The updated caching strategy was evaluated by analyzing the quality and performance of one of our applications using Chrome’s Lighthouse tool. Prior to the fingerprinting and isolation of the application’s image assets, Lighthouse calculated a performance score of 80. This was not great. As the following image shows, our Time to Interactive was greater than 2 seconds, with the Largest Contentful Paint requiring a snail-like 3 seconds to complete. Given that it takes seconds for a webapp user to form an opinion about a site, these values were not acceptable. Lighthouse informed us in big red letters that we needed to “serve our static assets with an efficient caching policy”. Enter the SAM.
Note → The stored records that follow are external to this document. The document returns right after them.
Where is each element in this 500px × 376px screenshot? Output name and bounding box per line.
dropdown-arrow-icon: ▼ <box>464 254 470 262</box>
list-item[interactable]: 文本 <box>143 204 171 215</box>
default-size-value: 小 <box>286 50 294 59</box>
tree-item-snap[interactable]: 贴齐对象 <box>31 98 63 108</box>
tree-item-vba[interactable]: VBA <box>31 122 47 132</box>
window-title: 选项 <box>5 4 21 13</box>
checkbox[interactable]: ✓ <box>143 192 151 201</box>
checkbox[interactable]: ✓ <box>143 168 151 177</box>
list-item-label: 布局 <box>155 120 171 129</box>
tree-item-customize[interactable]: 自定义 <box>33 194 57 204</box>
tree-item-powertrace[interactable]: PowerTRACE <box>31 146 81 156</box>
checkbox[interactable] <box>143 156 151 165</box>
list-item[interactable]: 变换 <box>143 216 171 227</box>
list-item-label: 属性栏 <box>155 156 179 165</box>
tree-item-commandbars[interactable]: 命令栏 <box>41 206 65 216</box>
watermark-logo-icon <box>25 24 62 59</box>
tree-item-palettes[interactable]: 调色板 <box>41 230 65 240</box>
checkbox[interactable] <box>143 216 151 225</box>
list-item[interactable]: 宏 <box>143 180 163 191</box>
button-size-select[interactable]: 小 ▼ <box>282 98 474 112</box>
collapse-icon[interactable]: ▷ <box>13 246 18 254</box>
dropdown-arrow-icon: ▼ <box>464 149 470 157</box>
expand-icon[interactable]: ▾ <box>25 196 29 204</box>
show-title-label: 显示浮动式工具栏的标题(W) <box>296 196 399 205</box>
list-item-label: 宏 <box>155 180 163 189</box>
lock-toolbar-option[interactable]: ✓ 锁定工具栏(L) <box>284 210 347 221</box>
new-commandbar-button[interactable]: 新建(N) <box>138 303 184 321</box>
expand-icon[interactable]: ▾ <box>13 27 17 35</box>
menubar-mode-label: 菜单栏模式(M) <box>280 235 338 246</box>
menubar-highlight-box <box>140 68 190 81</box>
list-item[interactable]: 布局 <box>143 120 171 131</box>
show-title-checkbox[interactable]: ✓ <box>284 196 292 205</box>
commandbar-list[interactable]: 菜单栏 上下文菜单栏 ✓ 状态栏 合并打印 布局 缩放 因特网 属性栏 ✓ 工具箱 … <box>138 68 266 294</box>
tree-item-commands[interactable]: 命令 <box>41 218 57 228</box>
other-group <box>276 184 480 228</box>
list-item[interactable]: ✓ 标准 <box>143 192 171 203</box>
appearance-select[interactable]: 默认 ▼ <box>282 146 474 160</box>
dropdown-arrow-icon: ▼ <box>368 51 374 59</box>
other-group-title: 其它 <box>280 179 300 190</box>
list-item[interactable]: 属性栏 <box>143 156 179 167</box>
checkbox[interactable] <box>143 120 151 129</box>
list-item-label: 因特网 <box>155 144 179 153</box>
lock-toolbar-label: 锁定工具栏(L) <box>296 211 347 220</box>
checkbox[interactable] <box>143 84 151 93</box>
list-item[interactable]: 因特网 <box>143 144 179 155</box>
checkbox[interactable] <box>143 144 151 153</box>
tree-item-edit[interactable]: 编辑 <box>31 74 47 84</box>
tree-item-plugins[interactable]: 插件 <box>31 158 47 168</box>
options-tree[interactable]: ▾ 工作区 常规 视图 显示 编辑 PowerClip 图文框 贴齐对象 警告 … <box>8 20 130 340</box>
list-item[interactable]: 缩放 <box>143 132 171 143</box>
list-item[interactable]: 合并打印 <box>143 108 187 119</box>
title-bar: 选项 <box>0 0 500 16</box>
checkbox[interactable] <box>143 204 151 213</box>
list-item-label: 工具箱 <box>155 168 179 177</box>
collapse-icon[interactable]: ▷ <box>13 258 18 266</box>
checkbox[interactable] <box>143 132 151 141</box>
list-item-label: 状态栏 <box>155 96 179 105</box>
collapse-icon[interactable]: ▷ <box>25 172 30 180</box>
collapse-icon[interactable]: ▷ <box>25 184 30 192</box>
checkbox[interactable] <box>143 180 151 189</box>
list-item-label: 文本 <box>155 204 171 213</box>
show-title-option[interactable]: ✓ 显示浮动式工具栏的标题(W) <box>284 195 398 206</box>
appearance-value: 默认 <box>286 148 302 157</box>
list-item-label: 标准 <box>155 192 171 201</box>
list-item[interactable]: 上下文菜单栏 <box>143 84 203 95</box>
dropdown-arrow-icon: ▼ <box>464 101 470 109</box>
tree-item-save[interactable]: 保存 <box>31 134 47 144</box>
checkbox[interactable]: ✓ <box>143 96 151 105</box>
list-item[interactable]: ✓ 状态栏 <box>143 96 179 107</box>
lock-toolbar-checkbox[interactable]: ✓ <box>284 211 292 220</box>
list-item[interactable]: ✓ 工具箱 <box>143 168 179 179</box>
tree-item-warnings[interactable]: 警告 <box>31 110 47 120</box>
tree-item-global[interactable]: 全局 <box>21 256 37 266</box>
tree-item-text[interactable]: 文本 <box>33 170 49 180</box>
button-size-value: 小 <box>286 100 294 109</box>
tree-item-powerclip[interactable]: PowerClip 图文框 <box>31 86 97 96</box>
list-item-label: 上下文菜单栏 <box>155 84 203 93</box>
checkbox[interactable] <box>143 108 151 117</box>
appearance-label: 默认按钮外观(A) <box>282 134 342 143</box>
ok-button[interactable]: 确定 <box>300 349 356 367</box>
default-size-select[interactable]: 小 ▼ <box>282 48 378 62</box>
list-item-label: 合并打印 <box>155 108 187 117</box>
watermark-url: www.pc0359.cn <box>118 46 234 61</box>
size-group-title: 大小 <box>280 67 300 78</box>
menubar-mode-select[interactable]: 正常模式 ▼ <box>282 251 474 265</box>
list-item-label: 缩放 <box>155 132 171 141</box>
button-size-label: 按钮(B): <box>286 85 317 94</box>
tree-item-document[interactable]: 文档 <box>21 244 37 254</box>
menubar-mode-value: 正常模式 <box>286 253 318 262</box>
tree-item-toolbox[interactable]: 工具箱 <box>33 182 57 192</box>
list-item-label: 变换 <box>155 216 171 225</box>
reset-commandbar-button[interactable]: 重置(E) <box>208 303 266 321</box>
After fingerprinting and re-hosting the static image assets in their application’s new cloud storage bucket, we ran the Lighthouse analysis again. The result was a performance score of 99. The Largest Contentful Paint required only .8 seconds, while the Time to Interactive had been reduced to a blistering .5 seconds. The results speak for themselves.
While our front-end development and asset hosting strategies continue to evolve, there is no question that this new approach to static asset management has been an overwhelming success. To quote one of the front-end devs from the product team that owned this application, “everyone in the company should be using this tool.” With adoption increasing daily, we look forward to seeing the increasing performance benefits to our users.